I'm excited about the upcoming year. So what are your goals?

Monday, December 26, 2016

Grand Pause

December is awkward for me. When someone asks about my Christmas plans, I tell them that I'm not doing anything. After a brief silence, the other person doesn't quite know what to say, and even worse, they may invite me to their house for Christmas. I don't celebrate Christmas or any of the other major holidays that cluster around this time of year. I've regretted the few times that I've taken someone up on their offer to spend a Christmas day with them. After about 30 minutes of sitting around trying to act festive, I begin thinking about all the guitar practice time I'm missing. I'm no Grinch. I don't want to ruin anyone else's Christmas, and I'm happy for those who love the holidays. Birthdays, Christmas, Thanksgiving, Easter, New Year's Day – to me, these are all regular days. While I don't celebrate these holidays, I very much look forward to the time between Christmas and New Year's Day.

"Grand Pause" is a musical term. Written over a rest, a "G.P" indicates that all the musicians stop playing at once.

I like to think of the week between Christmas and New Year's Day as a Grand Pause. Work is often on hold. People are traveling or staying home and resting. I love this week. Lessons are canceled, no rehearsals are scheduled, and gigs are sparse. For this one glorious week, my calendar is blank.
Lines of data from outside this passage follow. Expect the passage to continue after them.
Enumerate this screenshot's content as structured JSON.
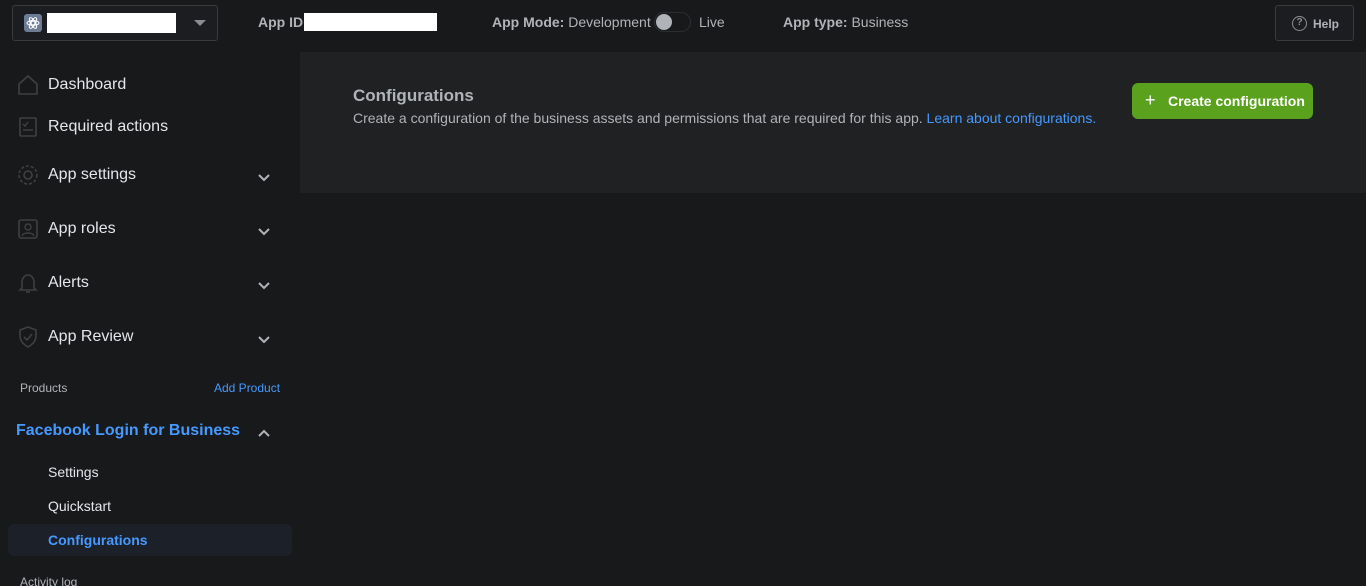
{
  "topbar": {
    "app_id_label": "App ID:",
    "app_mode_label": "App Mode:",
    "app_mode_value": "Development",
    "live_label": "Live",
    "app_type_label": "App type:",
    "app_type_value": "Business",
    "help_label": "Help",
    "help_icon_glyph": "?"
  },
  "sidebar": {
    "items": [
      {
        "label": "Dashboard",
        "icon": "home-icon"
      },
      {
        "label": "Required actions",
        "icon": "checklist-icon"
      },
      {
        "label": "App settings",
        "icon": "gear-icon"
      },
      {
        "label": "App roles",
        "icon": "user-badge-icon"
      },
      {
        "label": "Alerts",
        "icon": "bell-icon"
      },
      {
        "label": "App Review",
        "icon": "shield-check-icon"
      }
    ],
    "products_label": "Products",
    "add_product_label": "Add Product",
    "product_name": "Facebook Login for Business",
    "sub_items": [
      "Settings",
      "Quickstart",
      "Configurations"
    ],
    "activity_label": "Activity log"
  },
  "main": {
    "title": "Configurations",
    "description": "Create a configuration of the business assets and permissions that are required for this app.",
    "link_text": "Learn about configurations.",
    "create_button_label": "Create configuration",
    "create_button_glyph": "+"
  },
  "colors": {
    "background": "#18191b",
    "panel": "#1f2123",
    "accent_blue": "#4599ff",
    "button_green": "#5aa11d"
  }
}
I'm filling my own Grand Pause with projects. I've been practicing Christmas music for a month, and now it's time to brush up on my regular repertoire again. I'm arranging music for a January performance. I've started writing a guitar method book. This is all time consuming, but with the Grand Pause and a clear calendar, I still have plenty of time for movies, naps, and books. By the end of this week, I'll feel refreshed and ready to tackle the coming year.

Whether you celebrate Christmas or not, I hope you have a time for your own Grand Pause before everything starts up again.